Quando si tratta di testamento biologico gli italiani dimostrano di aver studiato: l’84 per cento sa definire in maniera esatta le disposizioni anticipate in merito ai trattamenti sanitari a cui si accetta di essere sottoposti o meno in caso non si sia in grado di esprimere il proprio parere una volta contratta la malattia. Lo ha rivelato oggi il presidente dell’Eurispes, Gian Maria Fara, in una conferenza stampa tenutasi al Senato, dova ha svelato in anticipo i dati relativi a testamento biologico, accanimento terapeutico ed eutanasia contenuti nel Rapporto Italia 2007 redatto dall’istituto di studi.
L’indagine, svolta attraverso interviste dirette a cavallo fra novembre e dicembre 2006, fa registrare anche il parere favorevole degli italiani al recente disegno di legge sull’introduzione del testamento biologico da parte del 74,7 per cento del campione, quasi tre persone su quattro. Proprio seguendo il testo depositato in Commissione Igiene e Sanità da Ignazio Marino e Anna Finocchiaro, l’Eurispes ha chiesto agli intervistati di esprimersi sulla figura del fiduciario, la persona a cui spetterebbe il compito di verificare che quanto in precedenza firmato nel testamento biologico venga correttamente interpretato e attuato. Gli italiani chi vorrebbero fosse il fiduciario? Per l’86,3 per cento deve essere una persona cara, un parente o un amico con cui si è condivisa una lunga parte della vita.

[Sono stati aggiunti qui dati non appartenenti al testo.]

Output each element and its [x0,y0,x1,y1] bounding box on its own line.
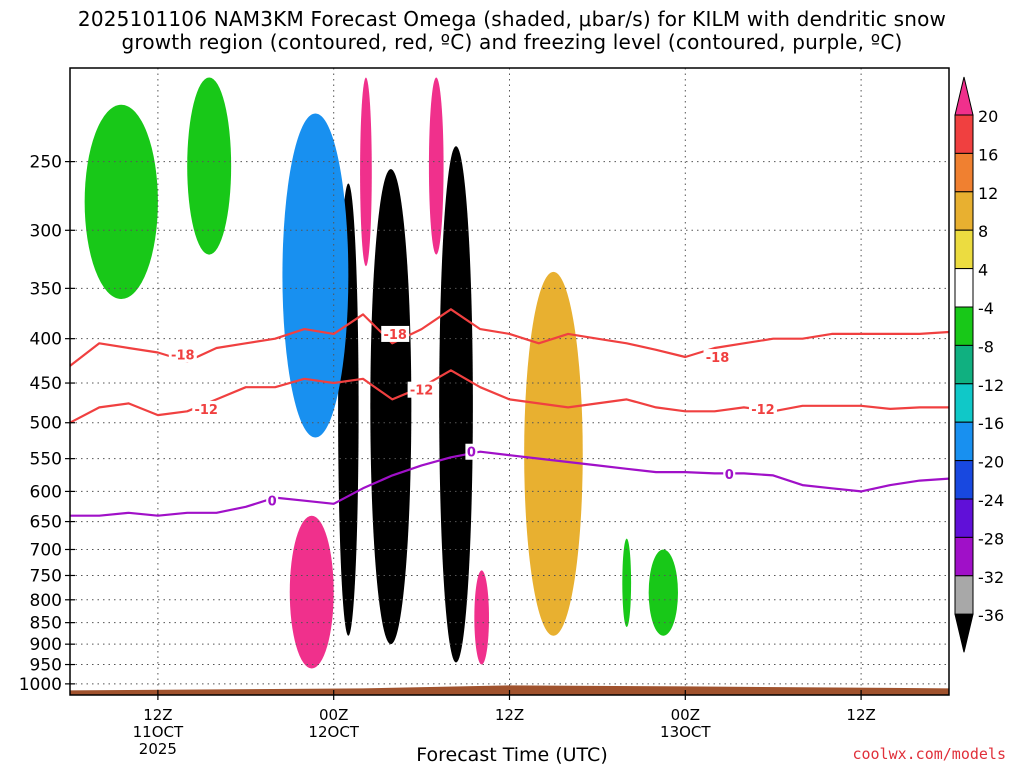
y-tick-label: 450 [30,374,62,394]
x-axis-label: Forecast Time (UTC) [416,744,608,766]
axis-layer: 2503003504004505005506006507007508008509… [19,153,876,758]
contour-label: -12 [751,403,775,418]
contour-label: -18 [706,351,730,366]
x-tick-label: 12Z [495,706,524,724]
colorbar-cap-bottom [954,613,974,653]
contour-label: 0 [467,446,476,461]
chart-title-line1: 2025101106 NAM3KM Forecast Omega (shaded… [77,7,947,31]
colorbar-label: -20 [978,453,1004,472]
omega-region [622,538,632,628]
contour-line [69,369,949,424]
colorbar: 20 16 12 8 4 -4 -8 -12 -16 -20 -24 -28 -32 -36 [954,76,1004,653]
x-tick-label: 2025 [139,740,177,758]
omega-region [370,169,412,645]
colorbar-label: 8 [978,222,988,241]
omega-shading-layer [84,77,678,669]
colorbar-label: -32 [978,568,1004,587]
contour-layer: -18 -18 -18 -12 -12 -12 0 0 0 [69,308,950,517]
contour-label: 0 [268,495,277,510]
grid-layer [70,68,949,695]
colorbar-bin [954,383,974,423]
colorbar-label: 12 [978,184,998,203]
y-tick-label: 600 [30,482,62,502]
x-tick-label: 11OCT [133,723,184,741]
y-tick-label: 750 [30,566,62,586]
y-tick-label: 900 [30,635,62,655]
colorbar-label: -8 [978,337,994,356]
chart-title-line2: growth region (contoured, red, ºC) and f… [121,30,903,54]
y-tick-label: 300 [30,221,62,241]
colorbar-bin [954,344,974,385]
omega-region [439,146,473,663]
omega-region [360,77,372,267]
x-tick-label: 13OCT [660,723,711,741]
y-tick-label: 550 [30,450,62,470]
colorbar-bin [954,306,974,346]
contour-label-bg [381,325,410,342]
contour-label-bg [465,443,478,460]
colorbar-label: -24 [978,491,1004,510]
contour-line [69,308,950,367]
x-tick-label: 00Z [319,706,348,724]
colorbar-label: 20 [978,107,998,126]
contour-label-bg [703,349,732,366]
colorbar-bin [954,575,974,615]
colorbar-label: -16 [978,414,1004,433]
colorbar-bin [954,498,974,538]
y-tick-label: 350 [30,279,62,299]
y-tick-label: 950 [30,656,62,676]
colorbar-bin [954,421,974,462]
colorbar-label: -36 [978,606,1004,625]
omega-region [428,77,444,255]
y-tick-label: 500 [30,414,62,434]
contour-label: -18 [171,348,195,363]
colorbar-label: -12 [978,376,1004,395]
y-tick-label: 700 [30,540,62,560]
omega-region [282,113,349,438]
credit-link[interactable]: coolwx.com/models [852,745,1006,763]
colorbar-bin [954,191,974,231]
contour-label: 0 [725,468,734,483]
colorbar-bin [954,536,974,577]
contour-label: -12 [410,384,434,399]
x-tick-label: 12Z [143,706,172,724]
y-tick-label: 650 [30,513,62,533]
omega-region [187,77,232,255]
colorbar-label: -4 [978,299,994,318]
contour-label-bg [266,492,279,509]
x-tick-label: 12OCT [308,723,359,741]
colorbar-bin [954,152,974,193]
omega-region [289,515,334,669]
contour-label-bg [723,466,736,483]
colorbar-bin [954,229,974,270]
y-tick-label: 850 [30,614,62,634]
omega-region [474,570,489,665]
x-tick-label: 00Z [671,706,700,724]
colorbar-label: 16 [978,145,998,164]
contour-label-bg [192,400,221,417]
colorbar-bin [954,268,974,308]
contour-label: -12 [194,403,218,418]
contour-label: -18 [383,328,407,343]
contour-line [70,450,950,517]
y-tick-label: 800 [30,591,62,611]
y-tick-label: 1000 [19,675,62,695]
colorbar-label: 4 [978,261,988,280]
omega-region [648,549,678,636]
colorbar-bin [954,114,974,154]
y-tick-label: 250 [30,153,62,173]
contour-label-bg [168,346,197,363]
colorbar-bin [954,460,974,500]
contour-label-bg [407,381,436,398]
omega-region [84,104,158,299]
colorbar-cap-top [954,76,974,116]
colorbar-label: -28 [978,529,1004,548]
x-tick-label: 12Z [846,706,875,724]
contour-label-bg [748,400,777,417]
omega-region [524,271,583,636]
y-tick-label: 400 [30,330,62,350]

Quando si parla di accanimento terapeutico, invece, le idee sono più confuse: solo il 41 per cento lo ha saputo definire correttamente. Infine, come ha fatto a partire già dal 1987, l’Eurispes ha chiesto agli intervistati un parere sull’eutanasia. Registrando, da venti anni a questa parte, una tendenza inequivocabile in favore di questa pratica: quasi sette italiani su dieci (68 per cento) si sono infatti dichiarati a favore, con un aumento del 26 per cento rispetto all’anno scorso. “Un dato che si spiega in parte con la concomitanza delle nostre interviste e il caso Welby”, ha spiegato Fara. E anche con la domanda posta, in qualche modo vaga, che non definiva l’eutanasia come atto attivo. “In questo caso c’è un po’ di confusione: la stragrande maggioranza degli italiani identifica l’eutanasia con la sospensione delle cure, con il famoso ‘staccare la spina’”, conclude Fara. (l.g.)